5.1 Window comparison

Time window types
Window type Length Overlap Use case
Tumbling Fixed

Periodic reports
Sliding Fixed

Trend detection
Hopping Fixed Partial Data smoothing
Session Dynamic

User session analysis
Show code
import matplotlib.pyplot as plt
import matplotlib.patches as mpatches

fig, axes = plt.subplots(3, 1, figsize=(10, 7), sharex=True)

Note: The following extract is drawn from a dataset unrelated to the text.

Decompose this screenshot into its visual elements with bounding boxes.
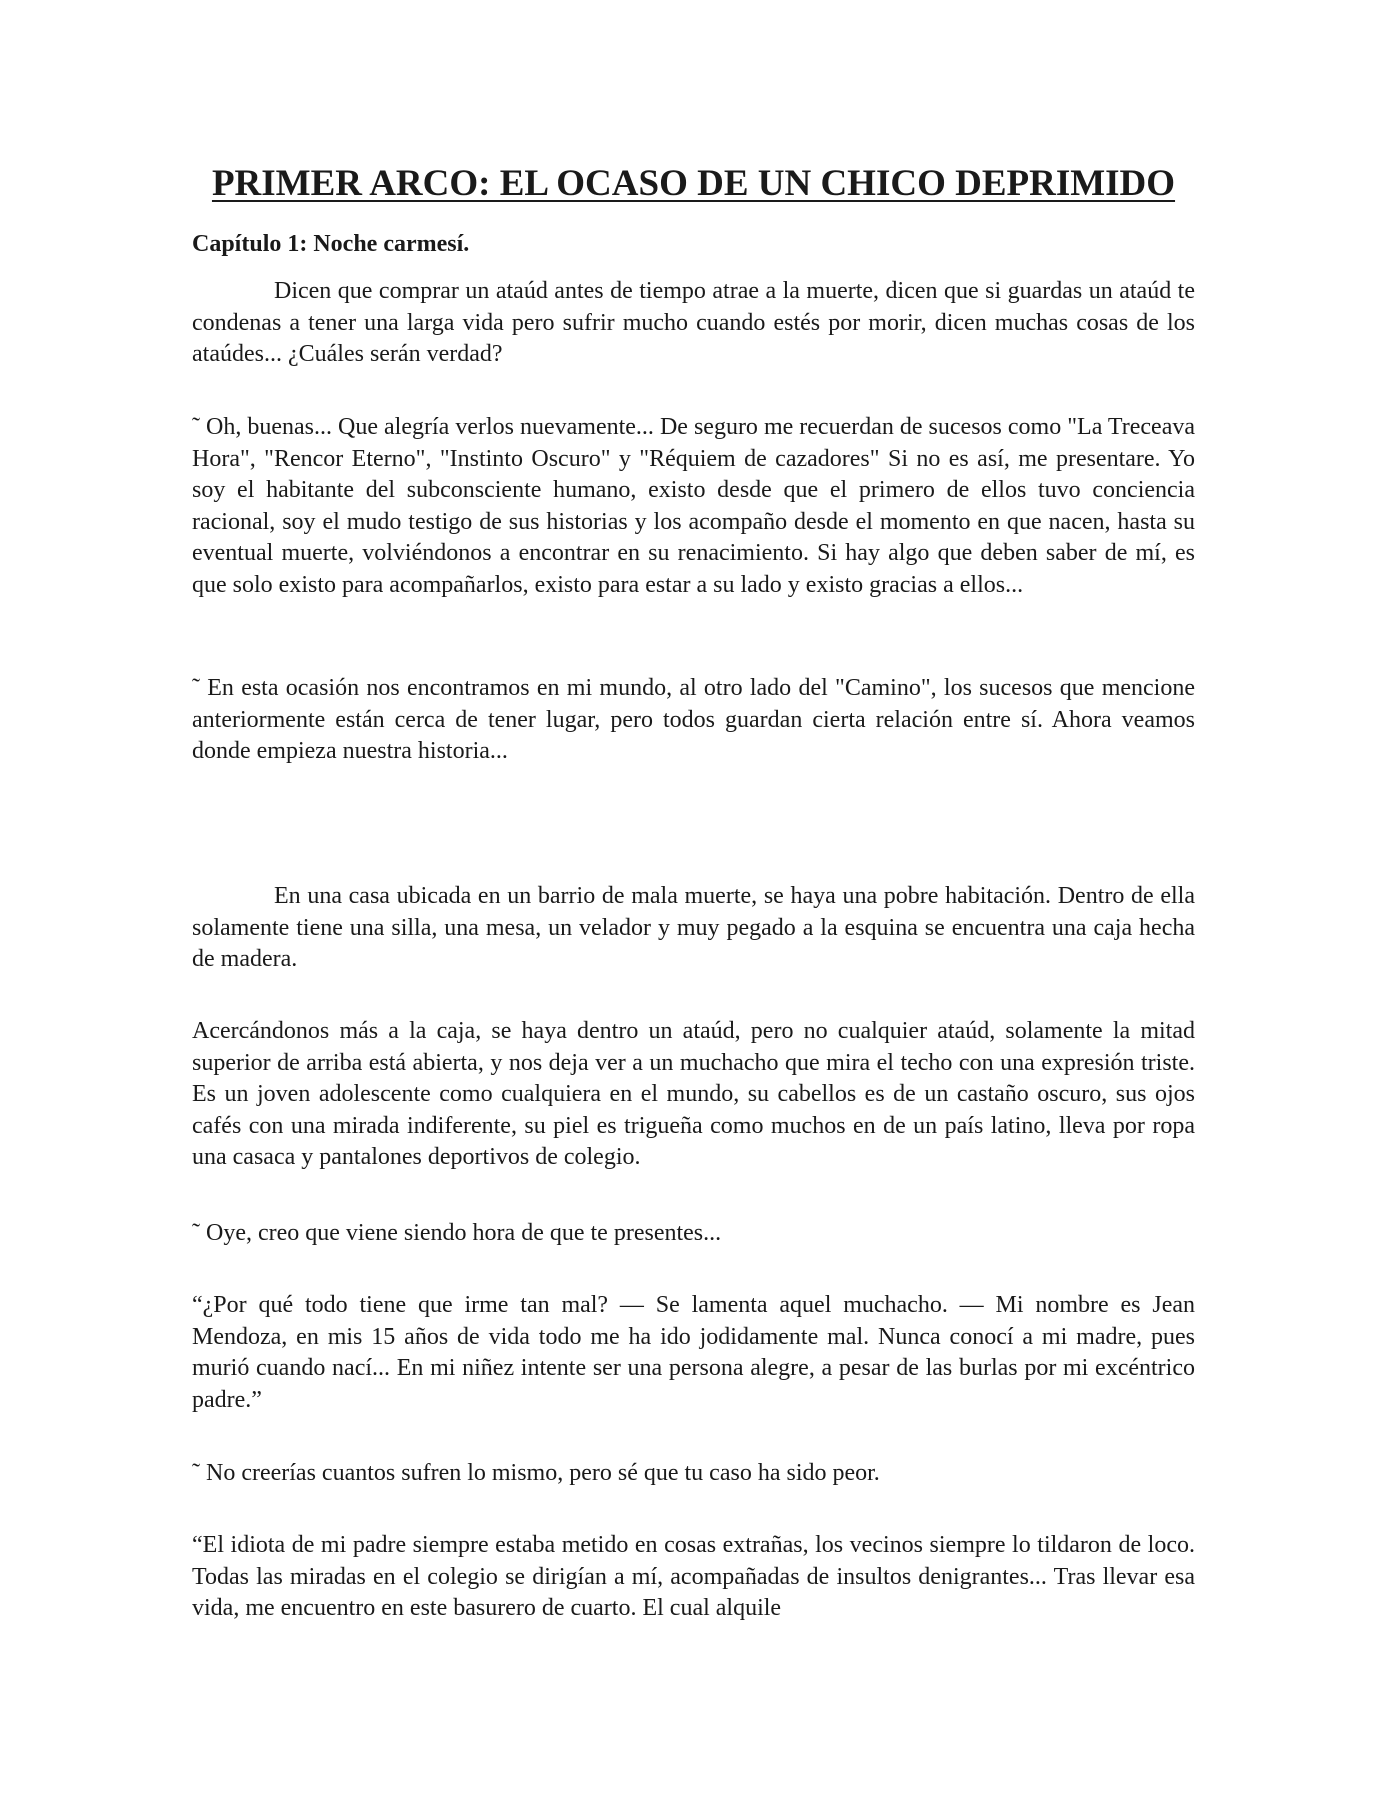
page-title: PRIMER ARCO: EL OCASO DE UN CHICO DEPRIMIDO xyxy=(211,163,1176,204)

events_x = [1, 2.5, 3, 4.5, 5.5, 7, 8, 9, 11, 12, 14]

# Tumbling
ax = axes[0]
ax.set_title('Tumbling window', fontweight='bold')
for start in range(0, 15, 5):
    rect = mpatches.FancyBboxPatch((start, 0.2), 4.9, 0.6, boxstyle="round,pad=0.1",
        facecolor='#2196F3', alpha=0.3, edgecolor='#2196F3')
    ax.add_patch(rect)
ax.scatter(events_x, [0.5]*len(events_x), c='black', s=30, zorder=5)
ax.set_ylim(0, 1.2)
ax.set_yticks([])

# Sliding
ax = axes[1]
ax.set_title('Sliding window (5 min, step 2 min)', fontweight='bold')
colors = ['#F44336', '#FF9800', '#4CAF50', '#2196F3', '#9C27B0', '#795548', '#607D8B']
for i, start in enumerate(range(0, 12, 2)):
    y_offset = 0.15 + (i % 3) * 0.25
    rect = mpatches.FancyBboxPatch((start, y_offset), 4.9, 0.2, boxstyle="round,pad=0.05",
        facecolor=colors[i % len(colors)], alpha=0.3, edgecolor=colors[i % len(colors)])
    ax.add_patch(rect)
ax.scatter(events_x, [0.5]*len(events_x), c='black', s=30, zorder=5)
ax.set_ylim(0, 1.2)
ax.set_yticks([])

# Session
ax = axes[2]
ax.set_title('Session window (gap=2 min)', fontweight='bold')
session_events = [[1, 2.5, 3], [7, 8, 9], [14]]
sess_colors = ['#4CAF50', '#FF9800', '#9C27B0']
for j, (sess, col) in enumerate(zip(session_events, sess_colors)):
    start = min(sess) - 0.3
    end = max(sess) + 0.3
    rect = mpatches.FancyBboxPatch((start, 0.2), end-start, 0.6, boxstyle="round,pad=0.1",
        facecolor=col, alpha=0.3, edgecolor=col)
    ax.add_patch(rect)
ax.scatter(events_x, [0.5]*len(events_x), c='black', s=30, zorder=5)
ax.set_ylim(0, 1.2)
ax.set_yticks([])
ax.set_xlabel('Time (minutes)')
ax.set_xlim(-0.5, 16)

plt.tight_layout()
plt.show()
Figure 2: Time window types — visualization
Show code
# Comparison: tumbling vs sliding window on the same data
print("=== Tumbling (5 min) ===")
tumbling = events.groupby(events['time'].dt.floor('5min'))['amount'].sum().round(2)
print(tumbling)

print("\n=== Sliding (5 min window, 1 min step) ===")
for start_min in range(0, 15, 1):
    start = pd.Timestamp('2026-03-12 14:00') + pd.Timedelta(minutes=start_min)
    end = start + pd.Timedelta(minutes=5)
    mask = (events['time'] >= start) & (events['time'] < end)
    total = events.loc[mask, 'amount'].sum()
    if total > 0:
        print(f"  [{start.strftime('%H:%M')}{end.strftime('%H:%M')}) total = {total:.2f}")
=== Tumbling (5 min) ===
time
2026-03-12 14:00:00    2648.68
2026-03-12 14:05:00    2036.82
2026-03-12 14:10:00    2061.89
Name: amount, dtype: float64

=== Sliding (5 min window, 1 min step) ===
  [14:00–14:05) total = 2648.68
  [14:01–14:06) total = 2484.66
  [14:02–14:07) total = 2344.59
  [14:03–14:08) total = 2370.66
  [14:04–14:09) total = 2323.98
  [14:05–14:10) total = 2036.82
  [14:06–14:11) total = 1919.63
  [14:07–14:12) total = 1730.35
  [14:08–14:13) total = 2159.60
  [14:09–14:14) total = 2103.20
  [14:10–14:15) total = 2061.89
  [14:11–14:16) total = 1673.73
  [14:12–14:17) total = 1331.06
  [14:13–14:18) total = 702.85
  [14:14–14:19) total = 333.04

6 Summary

In this lecture we learned about two key architectures (Lambda and Kappa) and the fundamental concepts of stream processing: event time, processing time, watermarking and time windows. These concepts will accompany us in the labs when working with Apache Kafka and Spark Structured Streaming.

Note Next lecture

Machine learning in batch and incremental (online learning) modes, Stochastic Gradient Descent, anomaly detection.

Tip Food for thought

Your client wants a sales dashboard updated every 30 seconds. What architecture (Lambda/Kappa) would you propose? What type of time window would you use?